We have an ambitious proposal for the Build award. Besides the road to mainnet and real adoption, we have two objectives:
- Offer a decentralized platform for developers to maintain and interact with projects;
- Add an emphasis on people behind projects through the use of reputation badges.
Decentralized organization
Projects will have access to their own Decentralized Autonomous Organization (DAO). The community of a project will be able to vote on new features or organizational changes. There are several SCF open source projects we might be able to leverage. The project will have a wallet and the DAO will be used to control the funds allocation. There are going to be mainly two pools. The first pool is dedicated to developers. Funds will be automatically distributed to active maintainers based on specific criteria. The rest of the funds would be managed by the DAO for other purposes such as compensating non-developers, infrastructure costs, or even organizing events. The use of a complex system of redistributions typically used in web3 projects, such as Quadratic Funding (QF), will be evaluated.
Tools will be implemented to add/remove maintainers programmatically based on the on-chain status of the project. To that end, we are already leveraging Soroban Domains and will continue to do so and see how we can extend our partnership. Discussions are in progress to get a standard around metadata for instance.

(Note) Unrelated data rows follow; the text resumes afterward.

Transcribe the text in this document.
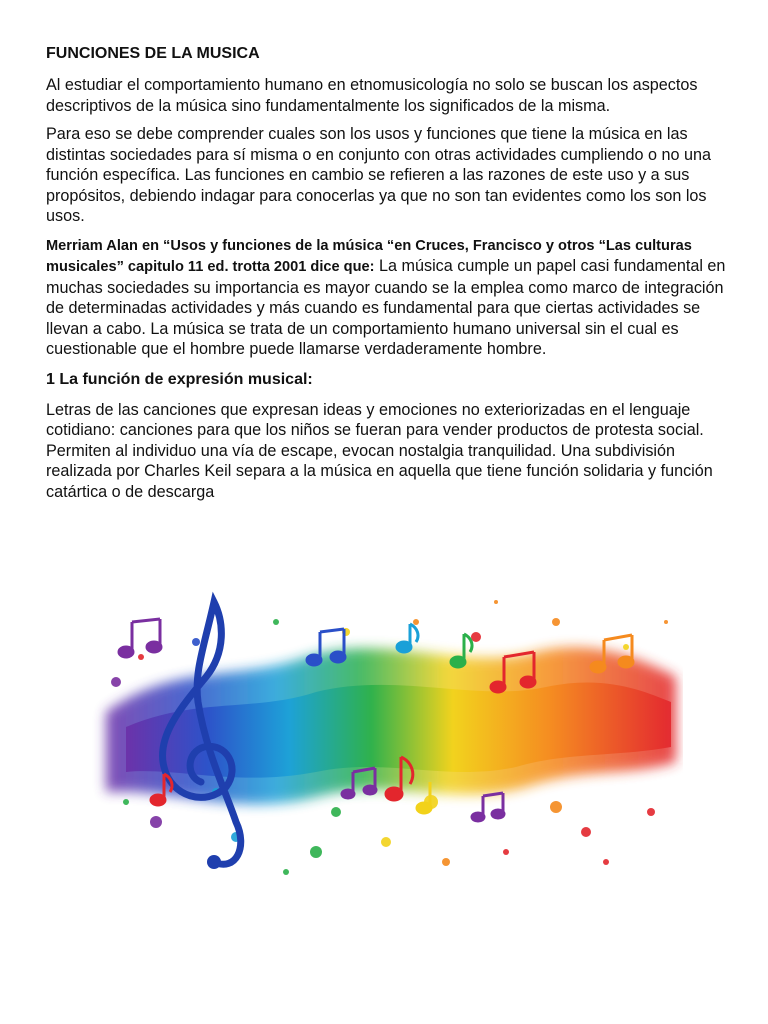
FUNCIONES DE LA MUSICA

Al estudiar el comportamiento humano en etnomusicología no solo se buscan los aspectos descriptivos de la música sino fundamentalmente los significados de la misma.

Para eso se debe comprender cuales son los usos y funciones que tiene la música en las distintas sociedades para sí misma o en conjunto con otras actividades cumpliendo o no una función específica. Las funciones en cambio se refieren a las razones de este uso y a sus propósitos, debiendo indagar para conocerlas ya que no son tan evidentes como los son los usos.

Merriam Alan en “Usos y funciones de la música “en Cruces, Francisco y otros “Las culturas musicales” capitulo 11 ed. trotta 2001 dice que: La música cumple un papel casi fundamental en muchas sociedades su importancia es mayor cuando se la emplea como marco de integración de determinadas actividades y más cuando es fundamental para que ciertas actividades se llevan a cabo. La música se trata de un comportamiento humano universal sin el cual es cuestionable que el hombre puede llamarse verdaderamente hombre.

1 La función de expresión musical:

Letras de las canciones que expresan ideas y emociones no exteriorizadas en el lenguaje cotidiano: canciones para que los niños se fueran para vender productos de protesta social. Permiten al individuo una vía de escape, evocan nostalgia tranquilidad. Una subdivisión realizada por Charles Keil separa a la música en aquella que tiene función solidaria y función catártica o de descarga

Other personas will be added on-chain as to give other responsibilities. This will further increase projects' transparency and give all participants some visibility.
Release process on-chain. From triggering the release to registering it.
Add a level of trust per hash. Combining time based rules with additional factors such as voting from maintainers, to mark specific hashes as more trusted: this introduces a finality concept and enables consumers of the contract to use specific trust levels depending on their own risk profile. We will evaluate the possibility to combine this concept with an automatic update of the hash. This would allow a fully trustless mode of operation. Linked to that, we will add tools to reject a hash. As maintainers can get compromised, it is important to have means to indicate that a project and person is compromised.
Finally, users will be able to subscribe to projects to get news about new trusted releases, security related issues and DAO events.
The people behind the code
Behind projects, we have people. We want to add profiles for people registered on-chain and recognise their contributions. We will leverage the solution from Trustful and build yet another sustainable partnership between SCF projects.
Badges are not vanity tokens. They will play an essential role in defining permissions on the protocol. Linked to the DAO, badges will reflect the level of trust the community has in someone.